Fifth Third’s investment potential going forward lies in a continued recovery in its business and expansion into faster-growing states. Last year, the bank earned only $0.63 per share, which represented a return on equity (ROE) of only about 5.4%. In the next couple of years, ROE has the potential to double to 10.8% and suggests earnings close to $1.50 per share.
This is certainly achievable. ROE was higher than 11% before 2008, and the bank has plans to grow in existing Midwest markets and also in states such as Florida that should see above-average population growth in the future. The bank also has the potential to increase its dividend yield to back above 4% as earnings return to more normalized levels. By assigning a reasonable P/E of 12 and the normalized earnings I mentioned above, the stock can appreciate 45% from current levels and eventually reach $18 per share.
Pittsburgh-based PNC Financial Services Group used the credit crisis to its advantage by taking out weaker rivals. It remained firmly profitable during 2008, though earnings did fall by more than 40% from the previous year to $2.44 per diluted share. Despite this dip, PNC’s loan losses were much smaller than other peers and allowed it the opportunity to buy out beleaguered Cleveland rival National City Corp in October 2008 for less than $6 billion. PNC’s aggressive takeover strategy continued when it closed on the purchase of Royal Bank of Canada’s U.S. business in June for an estimated $3.5 billion. The deal adds more bank branches and the opportunity to improve profitability to levels seen at its existing bank network.
PNC’s ROE remains strong and came in at 10% in 2010. It can still improve from where it stood prior to the credit crisis. This can happen through organic growth, improving profits from acquired banks and continuing to buy out rivals. Overall, earnings have the potential to rise to more than $6 per share while the dividend yield can return to close to 4%, which is where it stood back in 2007. PNC’s historical P/E has averaged around 13 and suggests the stock can eventually reach $78, good for a 32% gain.
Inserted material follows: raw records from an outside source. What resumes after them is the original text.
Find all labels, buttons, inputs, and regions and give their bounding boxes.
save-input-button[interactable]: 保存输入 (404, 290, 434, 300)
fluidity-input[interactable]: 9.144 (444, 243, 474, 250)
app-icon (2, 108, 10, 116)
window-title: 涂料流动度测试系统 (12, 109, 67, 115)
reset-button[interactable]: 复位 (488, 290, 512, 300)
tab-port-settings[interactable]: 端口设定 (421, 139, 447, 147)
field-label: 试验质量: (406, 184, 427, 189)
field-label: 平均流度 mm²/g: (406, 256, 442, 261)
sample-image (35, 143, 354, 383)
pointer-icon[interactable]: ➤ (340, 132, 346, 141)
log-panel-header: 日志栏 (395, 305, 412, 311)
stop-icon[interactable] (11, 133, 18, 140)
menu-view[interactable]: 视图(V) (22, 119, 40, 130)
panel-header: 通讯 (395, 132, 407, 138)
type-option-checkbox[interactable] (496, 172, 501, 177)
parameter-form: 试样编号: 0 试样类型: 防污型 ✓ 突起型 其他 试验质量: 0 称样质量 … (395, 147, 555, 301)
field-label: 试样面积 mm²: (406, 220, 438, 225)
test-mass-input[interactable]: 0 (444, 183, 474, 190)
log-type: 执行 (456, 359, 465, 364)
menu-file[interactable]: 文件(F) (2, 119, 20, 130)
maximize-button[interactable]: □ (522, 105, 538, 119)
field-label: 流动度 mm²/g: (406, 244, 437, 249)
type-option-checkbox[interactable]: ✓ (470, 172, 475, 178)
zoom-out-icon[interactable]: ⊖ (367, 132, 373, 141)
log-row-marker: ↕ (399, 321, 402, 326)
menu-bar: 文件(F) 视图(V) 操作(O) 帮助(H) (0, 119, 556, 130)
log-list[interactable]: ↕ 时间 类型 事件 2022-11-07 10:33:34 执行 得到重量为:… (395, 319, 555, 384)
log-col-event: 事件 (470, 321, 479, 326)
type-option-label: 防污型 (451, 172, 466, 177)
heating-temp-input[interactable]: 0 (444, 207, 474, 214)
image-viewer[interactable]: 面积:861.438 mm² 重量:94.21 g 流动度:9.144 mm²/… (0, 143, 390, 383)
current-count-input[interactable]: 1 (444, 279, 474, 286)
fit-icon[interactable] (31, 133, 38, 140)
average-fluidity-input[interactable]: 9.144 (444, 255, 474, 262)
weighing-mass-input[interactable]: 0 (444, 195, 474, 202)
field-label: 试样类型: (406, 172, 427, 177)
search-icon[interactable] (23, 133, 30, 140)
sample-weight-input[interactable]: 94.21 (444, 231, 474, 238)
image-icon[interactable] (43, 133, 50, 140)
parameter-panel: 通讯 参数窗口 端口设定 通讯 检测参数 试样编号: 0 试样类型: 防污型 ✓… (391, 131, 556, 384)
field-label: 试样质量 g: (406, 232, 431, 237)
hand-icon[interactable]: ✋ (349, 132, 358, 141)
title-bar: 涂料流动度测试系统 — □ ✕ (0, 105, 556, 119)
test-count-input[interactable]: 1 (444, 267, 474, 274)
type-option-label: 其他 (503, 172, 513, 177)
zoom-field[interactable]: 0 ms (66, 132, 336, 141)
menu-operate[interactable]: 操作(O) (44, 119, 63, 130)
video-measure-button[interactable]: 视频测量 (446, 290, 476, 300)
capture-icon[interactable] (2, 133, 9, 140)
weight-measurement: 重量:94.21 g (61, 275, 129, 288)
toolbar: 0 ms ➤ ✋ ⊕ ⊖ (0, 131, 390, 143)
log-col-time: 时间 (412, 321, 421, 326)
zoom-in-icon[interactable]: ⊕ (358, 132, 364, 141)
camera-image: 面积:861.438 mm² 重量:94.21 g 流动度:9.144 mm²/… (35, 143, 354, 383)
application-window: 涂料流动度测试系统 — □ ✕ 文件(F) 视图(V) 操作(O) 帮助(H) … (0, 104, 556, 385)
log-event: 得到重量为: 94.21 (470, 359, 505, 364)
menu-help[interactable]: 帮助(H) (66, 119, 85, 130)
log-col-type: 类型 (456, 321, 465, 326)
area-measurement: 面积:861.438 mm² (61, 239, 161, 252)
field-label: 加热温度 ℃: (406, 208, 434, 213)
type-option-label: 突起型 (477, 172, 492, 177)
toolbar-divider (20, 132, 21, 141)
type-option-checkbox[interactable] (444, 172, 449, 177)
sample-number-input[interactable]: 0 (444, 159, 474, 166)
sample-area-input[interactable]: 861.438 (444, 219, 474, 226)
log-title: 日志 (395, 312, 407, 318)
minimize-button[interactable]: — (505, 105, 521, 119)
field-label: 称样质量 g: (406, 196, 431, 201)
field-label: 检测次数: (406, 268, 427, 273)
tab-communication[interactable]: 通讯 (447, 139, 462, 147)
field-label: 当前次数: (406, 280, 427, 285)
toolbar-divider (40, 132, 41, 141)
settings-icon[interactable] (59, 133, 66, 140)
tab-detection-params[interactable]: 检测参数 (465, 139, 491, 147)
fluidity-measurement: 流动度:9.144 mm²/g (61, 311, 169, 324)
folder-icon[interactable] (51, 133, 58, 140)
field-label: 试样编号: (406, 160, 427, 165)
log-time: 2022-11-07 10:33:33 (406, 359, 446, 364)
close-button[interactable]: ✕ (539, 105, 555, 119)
3. U.S. Bancorp (NYSE: USB-PH)
Market Capitalization: $48 billion
Current Dividend Yield: 2.0%
Like PNC, US Bancorp managed the heights of the credit crisis well and stayed firmly profitable through 2008 and 2009. It was also one of the only banks to grow through the crisis, which speaks to its conservative philosophy toward making loans. This helped the bank avoid the severe mortgage losses that hit the weaker players during the financial debacle. The bank also pursues a disciplined acquisition strategy by strategically buying out smaller rivals over time. For example, back in January, it acquired First Community Bank, a small banking operator in New Mexico.
Last year, US Bancorp’s ROE remained strong compared with rivals, coming in at almost 11%. But this was about 50% off from its highs of 22.4% back in 2006. If it returns to 20%, earnings should hit more than $3 per share. This is possible within the next couple of years as business recovers along with the economy. The bank’s historical P/E has averaged around 13. By applying this multiple to the earnings expectations, I think the stock could gain 53% and reach $39.
Action to Take –> Fifth Third qualifies as the value pick of the stocks I’ve profiled because it carries a low earnings valuation and is still recovering from the credit crisis. PNC offers a mix of value and growth. The stock carries an even lower valuation and profits have remained stable, yet have continued steady-growth potential. U.S. Bancorp should continue to grow its business yet also has the potential to post ROEs that can be among the highest in the banking industry. A high potential ROE means higher potential earnings and the biggest upside of the group.